I agree with the 'why' question, Jar, but your second question has me worried. I think adaptation and imperfection are indeed the basic things that evolution is built on.
But they are not the only things. He (or she) tends to leave out the filtering part of the equation. That variable filter, one that changes with time, location, and circumstance is as important as the changes in the critters themselves.
It all depends on how you define 'design' of course, but if you call the relation that exists between form and function in many structures in living nature 'design', then I think John 10:10 has a point. We see that there is such a relation, so, in a way, we do "start with the knowledge that 'design' exists", just as we start with the knowledge that gravity exists when we try to theorize an explanation for it.

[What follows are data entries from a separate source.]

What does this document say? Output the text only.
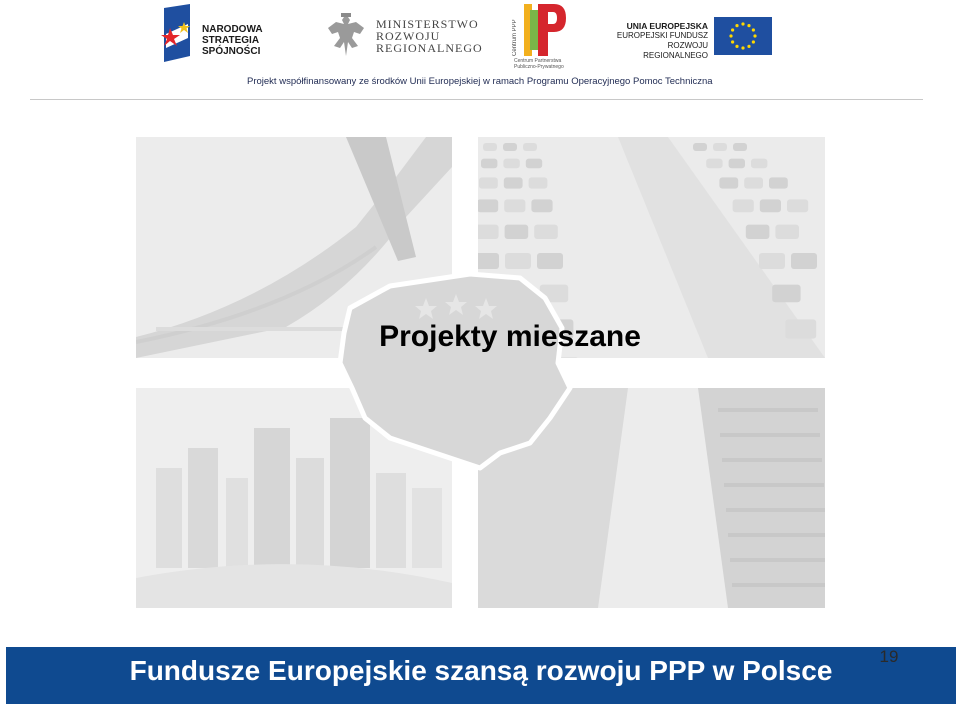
NARODOWA
STRATEGIA SPÓJNOŚCI
MINISTERSTWO
ROZWOJU
REGIONALNEGO	Centrum PPP
Centrum Partnerstwa
Publiczno-Prywatnego
UNIA EUROPEJSKA
EUROPEJSKI FUNDUSZ
ROZWOJU REGIONALNEGO
Projekt współfinansowany ze środków Unii Europejskiej w ramach Programu Operacyjnego Pomoc Techniczna
Projekty mieszane
Fundusze Europejskie szansą rozwoju PPP w Polsce	19
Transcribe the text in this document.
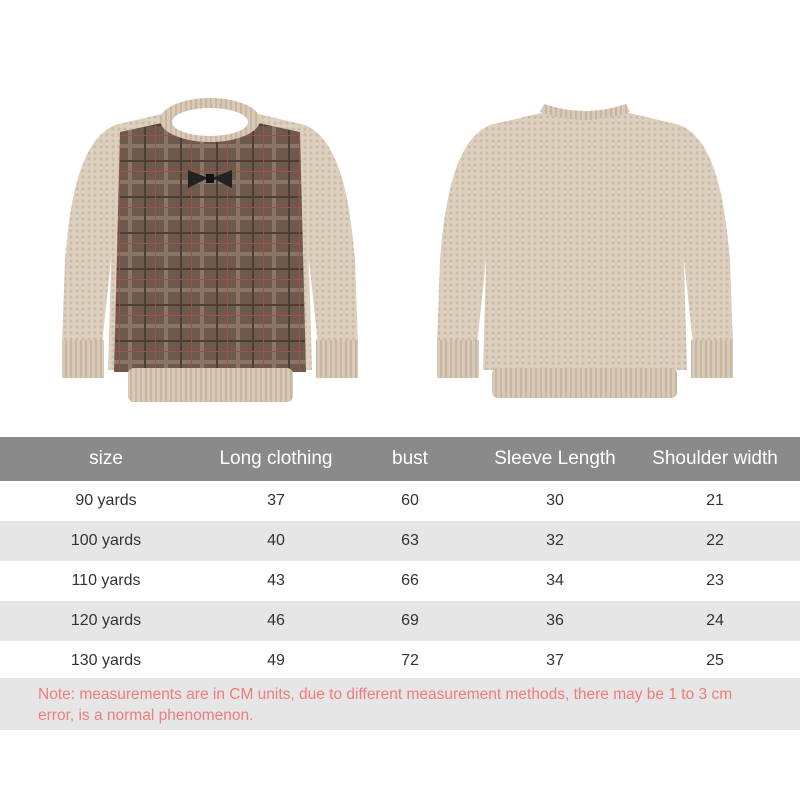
size	Long clothing	bust	Sleeve Length	Shoulder width
90 yards	37	60	30	21
100 yards	40	63	32	22
110 yards	43	66	34	23
120 yards	46	69	36	24
130 yards	49	72	37	25
Note: measurements are in CM units, due to different measurement methods, there may be 1 to 3 cm error, is a normal phenomenon.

I think the key here is that first sentence. If some IDer can one day come up with a definition of design that is applicable to what is seen, they might be able to, at the least, begin a discussion and debate. But so far that has not happened.
Take for example the stone arches or rock bridges. They serve no function. A man made bridge is designed to cross an obstacle to allow folk, critters and things to get from one side to another. The rock bridge though serves no function. It just is.
But I don't agree that we start from a knowledge that design exists. There is a reason that we find natural bridges wonderous, and that is precisely because they are unusual, out of the ordinary.
To look at your example of gravity, it is something we know because we can observe it. It's a word we invented to explain what we see. It's not a preconception, but rather a result.
If IDers could first come up with some definition of what design is similar to the definition we use for gravity, "The thing that makes things fall down", then we could begin. The simplistic working definition of gravity above is still specific enough that all of us can then test it, and at the least, agree that is a working definition of the word, but not an explanation of the phenomina.
Right now we have no such definition for design. We could make one that is really broad, and say "Design is that thing that gives things form or makes them work or determines how they will react with other things." The problem is that such a definition is so broad as to be meaningless.